We previously reviewed the band’s single, Port Henry; a storytelling folk murder ballad with hints of Classic Rock, so we were super-excited to see their name hit the top of our reviews pile again today.

Scarlet Mill are a Dutch duo of Jennifer Moesker (vocals, piano, organ, synths) and Erik Verhoef (vocals, guitar, bass and drums).

We love the storytelling feel that Scarlet Mill’s music has. This song, like Port Henry, has a Nick Cave/ Kylie Minogue Murder Ballad feel to it. Speaking of the connection between the songs, Scarlet Mill say;

“Sinking Man is the next episode in the story to be unfolded in full only on Scarlet Mill’s upcoming second album. Whilst the male protagonist has found shelter in Port Henry and entrenched himself in a secluded and windy harbour to contemplate his evil deeds, his odyssey will soon take an ominous turn.

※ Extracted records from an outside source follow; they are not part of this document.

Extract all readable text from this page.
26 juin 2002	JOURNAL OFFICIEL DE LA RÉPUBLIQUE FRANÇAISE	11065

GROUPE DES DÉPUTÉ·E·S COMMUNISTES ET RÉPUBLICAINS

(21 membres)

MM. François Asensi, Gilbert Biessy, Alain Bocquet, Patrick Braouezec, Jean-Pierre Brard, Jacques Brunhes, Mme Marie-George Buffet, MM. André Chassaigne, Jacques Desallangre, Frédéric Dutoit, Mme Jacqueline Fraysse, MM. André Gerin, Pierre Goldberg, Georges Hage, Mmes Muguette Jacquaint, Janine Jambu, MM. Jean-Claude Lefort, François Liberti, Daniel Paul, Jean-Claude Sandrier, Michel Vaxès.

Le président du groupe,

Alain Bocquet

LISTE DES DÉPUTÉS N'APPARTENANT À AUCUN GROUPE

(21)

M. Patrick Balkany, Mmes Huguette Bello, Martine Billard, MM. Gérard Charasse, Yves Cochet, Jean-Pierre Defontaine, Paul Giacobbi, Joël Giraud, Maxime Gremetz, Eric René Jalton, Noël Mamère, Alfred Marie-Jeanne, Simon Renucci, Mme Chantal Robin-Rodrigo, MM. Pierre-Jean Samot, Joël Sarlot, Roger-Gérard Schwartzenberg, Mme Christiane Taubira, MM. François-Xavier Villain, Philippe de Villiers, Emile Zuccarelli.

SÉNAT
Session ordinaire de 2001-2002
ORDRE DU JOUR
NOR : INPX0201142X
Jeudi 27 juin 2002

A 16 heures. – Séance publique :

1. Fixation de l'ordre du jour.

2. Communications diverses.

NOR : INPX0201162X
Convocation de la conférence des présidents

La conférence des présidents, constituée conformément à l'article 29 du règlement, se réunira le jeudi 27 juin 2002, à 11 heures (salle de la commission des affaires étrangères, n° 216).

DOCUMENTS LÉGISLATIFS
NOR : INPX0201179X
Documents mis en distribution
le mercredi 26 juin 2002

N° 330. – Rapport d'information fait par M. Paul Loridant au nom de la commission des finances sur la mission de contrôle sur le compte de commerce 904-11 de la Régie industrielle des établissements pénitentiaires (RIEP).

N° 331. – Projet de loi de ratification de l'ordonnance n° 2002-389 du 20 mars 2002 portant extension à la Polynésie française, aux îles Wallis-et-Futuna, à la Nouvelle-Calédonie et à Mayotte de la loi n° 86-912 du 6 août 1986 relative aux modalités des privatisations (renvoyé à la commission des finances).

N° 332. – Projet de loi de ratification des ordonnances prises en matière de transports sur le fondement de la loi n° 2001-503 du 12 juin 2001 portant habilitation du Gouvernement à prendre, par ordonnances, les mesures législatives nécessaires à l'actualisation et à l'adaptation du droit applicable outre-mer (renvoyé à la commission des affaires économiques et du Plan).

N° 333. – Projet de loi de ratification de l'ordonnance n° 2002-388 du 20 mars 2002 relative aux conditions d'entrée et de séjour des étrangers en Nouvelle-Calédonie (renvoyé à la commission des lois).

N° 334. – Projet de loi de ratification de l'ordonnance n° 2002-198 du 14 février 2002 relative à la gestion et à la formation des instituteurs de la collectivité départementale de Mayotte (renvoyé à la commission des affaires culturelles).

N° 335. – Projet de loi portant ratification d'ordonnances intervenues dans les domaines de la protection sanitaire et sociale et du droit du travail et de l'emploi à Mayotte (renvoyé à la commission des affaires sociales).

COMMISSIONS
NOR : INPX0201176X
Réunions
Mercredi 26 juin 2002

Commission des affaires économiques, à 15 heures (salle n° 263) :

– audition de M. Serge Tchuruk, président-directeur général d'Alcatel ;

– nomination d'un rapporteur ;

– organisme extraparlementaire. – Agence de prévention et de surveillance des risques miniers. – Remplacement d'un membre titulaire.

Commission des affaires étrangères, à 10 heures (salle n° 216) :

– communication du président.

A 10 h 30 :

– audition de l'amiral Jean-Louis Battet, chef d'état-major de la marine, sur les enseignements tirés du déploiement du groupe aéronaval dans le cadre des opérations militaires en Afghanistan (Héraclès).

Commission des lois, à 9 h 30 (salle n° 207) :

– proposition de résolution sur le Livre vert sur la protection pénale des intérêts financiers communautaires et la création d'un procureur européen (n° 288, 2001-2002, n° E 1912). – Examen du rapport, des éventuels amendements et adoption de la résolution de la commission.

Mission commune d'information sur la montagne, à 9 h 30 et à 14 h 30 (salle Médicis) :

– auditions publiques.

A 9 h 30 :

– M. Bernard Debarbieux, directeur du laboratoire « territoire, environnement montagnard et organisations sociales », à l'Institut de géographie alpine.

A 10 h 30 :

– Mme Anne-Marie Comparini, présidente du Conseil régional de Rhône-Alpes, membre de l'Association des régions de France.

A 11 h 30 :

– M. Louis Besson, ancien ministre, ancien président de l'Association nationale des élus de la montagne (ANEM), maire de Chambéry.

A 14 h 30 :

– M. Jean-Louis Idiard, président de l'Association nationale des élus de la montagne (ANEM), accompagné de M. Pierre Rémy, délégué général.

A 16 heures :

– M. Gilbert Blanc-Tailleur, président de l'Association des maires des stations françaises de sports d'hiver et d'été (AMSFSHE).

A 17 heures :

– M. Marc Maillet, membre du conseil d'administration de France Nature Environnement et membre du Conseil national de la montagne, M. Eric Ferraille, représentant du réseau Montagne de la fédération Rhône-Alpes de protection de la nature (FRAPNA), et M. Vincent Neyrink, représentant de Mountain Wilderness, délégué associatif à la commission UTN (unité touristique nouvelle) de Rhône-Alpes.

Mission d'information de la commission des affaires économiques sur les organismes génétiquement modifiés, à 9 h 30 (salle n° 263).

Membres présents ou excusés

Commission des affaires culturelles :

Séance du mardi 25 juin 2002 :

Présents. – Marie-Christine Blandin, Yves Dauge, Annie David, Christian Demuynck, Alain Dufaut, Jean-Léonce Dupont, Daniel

Seeking solace in booze, scraping together his income as a session musician in the harbour café, he ends up penniless and intoxicated and embarks on an old rusty ship with questionable cargo. In hazy and feverish dreams images of better times pass by, with his great love. Regret consumes his soul and so he falls to his doom on a drunken night.”

Sinking Man begins on some beautifully played classical-style piano. The sound of waves in the distance joins the mix and for a moment, the song feels calm and peaceful. The sound of distant muted trumpet, crowd noise and pandemonium are then added, and there’s a deeply ominous sense before the main theme of the song starts at around 1 minute in.

The song changes to a brushed drum 6/8 rhythm with some very gentle acoustic guitar strums and a tremolo guitar which adds to the slightly uncomfortable feel. Layered vocals here are superbly mixed together with female and male taking an octave apart. As this section progresses, some additional harmonies are added in.

The all-important second verse adds in some perfectly placed piano fills, reminding us very slightly of Chris Rea’s style.

Guest saxophonist, Maarten Verhoef, adds a wonderfully mournful and melancholy sax solo which is slow, gentle and uncluttered with beautiful piano fills in between sections.
As the song progresses further, a Hammond organ adds to the sound, droning away in the background and adding a further touch of menace with its tremolo effects. The song has some very subtle rise and fall with instruments coming and going throughout. A key change into the final instrumental section is a superb touch.

The production on this track is superb with a very smooth balance of frequencies, making it an extremely pleasant and comfortable listen. Despite being over 6 minutes long, this is a track which holds the listeners’ attention right to the end.

We’re growing to really love the work of Scarlet Mill. Creative, highly original storytelling and thought-provoking songs that you can really get lost in. Great stuff!